SOL apologizes for cutting down trees
Advocacy director of the Future Centre Trust (FCT) Kammie Holder has criticized petroleum products distributor, SOL, for cutting down two trees at its Collymore Rock, St Michael service station, which were apparently blocking signs.
In response, SOL sales executive of retail Denise Mendes apologized on behalf of the company, told Barbados TODAY it was an unfortunate event, and pledged it would not happen again.
Saying it was time Barbados was developed in “the most sustainable way”, Holder called on the relevant authorities to review the Trees (Preservation) Act in order to make persons who randomly cut down trees more accountable.
“Unfortunately, many are not aware of the benefits of trees as two more have been brutally butchered. Too often trees are randomly killed in the name of progress,” Holder said. “The recent act is indicative of man’s contempt of his fragile environment.”
Highlighting the importance of trees to the environment, the Future Centre Trust official said they were more than wood and leaves. “They act as air filters, prevent flooding, facilitate pollination, enhance social cohesion among residents and provide a home for termites,” he explained. “If ever there was a crime [for cutting down trees], many companies and individuals in Barbados would be found guilty.”

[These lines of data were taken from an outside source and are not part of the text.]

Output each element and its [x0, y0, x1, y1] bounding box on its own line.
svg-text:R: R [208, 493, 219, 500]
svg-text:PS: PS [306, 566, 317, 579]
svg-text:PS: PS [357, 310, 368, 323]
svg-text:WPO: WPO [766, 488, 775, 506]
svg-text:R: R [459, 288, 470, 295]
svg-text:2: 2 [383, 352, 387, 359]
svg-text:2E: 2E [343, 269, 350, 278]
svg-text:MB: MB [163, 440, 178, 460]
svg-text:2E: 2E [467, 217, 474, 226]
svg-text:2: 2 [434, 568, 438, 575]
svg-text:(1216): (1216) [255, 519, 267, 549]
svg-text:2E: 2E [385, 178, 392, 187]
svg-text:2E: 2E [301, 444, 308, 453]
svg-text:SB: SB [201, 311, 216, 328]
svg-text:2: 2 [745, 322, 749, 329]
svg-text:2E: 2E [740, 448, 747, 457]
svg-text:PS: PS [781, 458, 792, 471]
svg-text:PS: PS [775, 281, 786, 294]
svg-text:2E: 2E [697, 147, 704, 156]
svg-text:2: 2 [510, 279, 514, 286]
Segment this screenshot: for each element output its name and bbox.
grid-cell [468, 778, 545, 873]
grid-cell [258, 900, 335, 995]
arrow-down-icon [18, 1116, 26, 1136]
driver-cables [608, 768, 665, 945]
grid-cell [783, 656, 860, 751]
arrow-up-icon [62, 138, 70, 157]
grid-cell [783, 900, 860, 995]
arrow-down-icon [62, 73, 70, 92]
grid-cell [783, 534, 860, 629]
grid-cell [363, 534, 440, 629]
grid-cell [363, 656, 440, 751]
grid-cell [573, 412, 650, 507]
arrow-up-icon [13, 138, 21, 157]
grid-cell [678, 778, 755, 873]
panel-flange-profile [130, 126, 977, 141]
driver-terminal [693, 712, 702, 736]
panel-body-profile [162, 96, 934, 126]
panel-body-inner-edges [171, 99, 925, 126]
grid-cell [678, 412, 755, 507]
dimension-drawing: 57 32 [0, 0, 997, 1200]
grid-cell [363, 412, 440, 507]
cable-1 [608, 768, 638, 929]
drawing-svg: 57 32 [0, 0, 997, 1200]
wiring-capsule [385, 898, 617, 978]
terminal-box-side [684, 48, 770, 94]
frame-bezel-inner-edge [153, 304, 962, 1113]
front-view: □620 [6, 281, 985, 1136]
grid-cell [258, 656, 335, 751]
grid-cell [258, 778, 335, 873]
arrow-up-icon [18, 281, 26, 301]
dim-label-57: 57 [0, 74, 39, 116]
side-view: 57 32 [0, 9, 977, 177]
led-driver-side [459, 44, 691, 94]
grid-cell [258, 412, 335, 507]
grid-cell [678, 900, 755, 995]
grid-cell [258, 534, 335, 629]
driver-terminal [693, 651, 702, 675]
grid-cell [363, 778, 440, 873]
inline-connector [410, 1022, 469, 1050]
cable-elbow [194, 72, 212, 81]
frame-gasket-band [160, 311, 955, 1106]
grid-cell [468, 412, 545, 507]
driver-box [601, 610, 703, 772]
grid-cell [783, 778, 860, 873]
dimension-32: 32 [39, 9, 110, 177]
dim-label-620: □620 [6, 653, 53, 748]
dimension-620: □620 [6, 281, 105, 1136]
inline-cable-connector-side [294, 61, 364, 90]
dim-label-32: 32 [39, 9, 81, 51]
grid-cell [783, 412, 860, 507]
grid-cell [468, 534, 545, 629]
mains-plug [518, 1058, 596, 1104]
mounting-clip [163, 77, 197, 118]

Calling for greater respect to be shown to trees and plants, Holder suggested that SOL should donate 12 fruit trees “to the people of Barbados” after destroying the two palms. He said those responsible for “The Future Centre Trust initiative Trees For The Future would gladly assist in the planting of these trees”.
Apologizing over the “unfortunate incident”, Mendes emphasized that SOL was committed to the greening
of the island.
“What really should have happened was that those palms should have been relocated. What we try to do, as a service station, is to have foliage and greenery but nothing that is going to be detracting or making the place less safe,” she explained.
“Those palms really became too big. It really wasn’t about the sign. It was that they were becoming too big and needed cutting back. They should have been relocated someplace else and something a little shorter would suffice. …That was an unfortunate incident and one that will not be repeated.”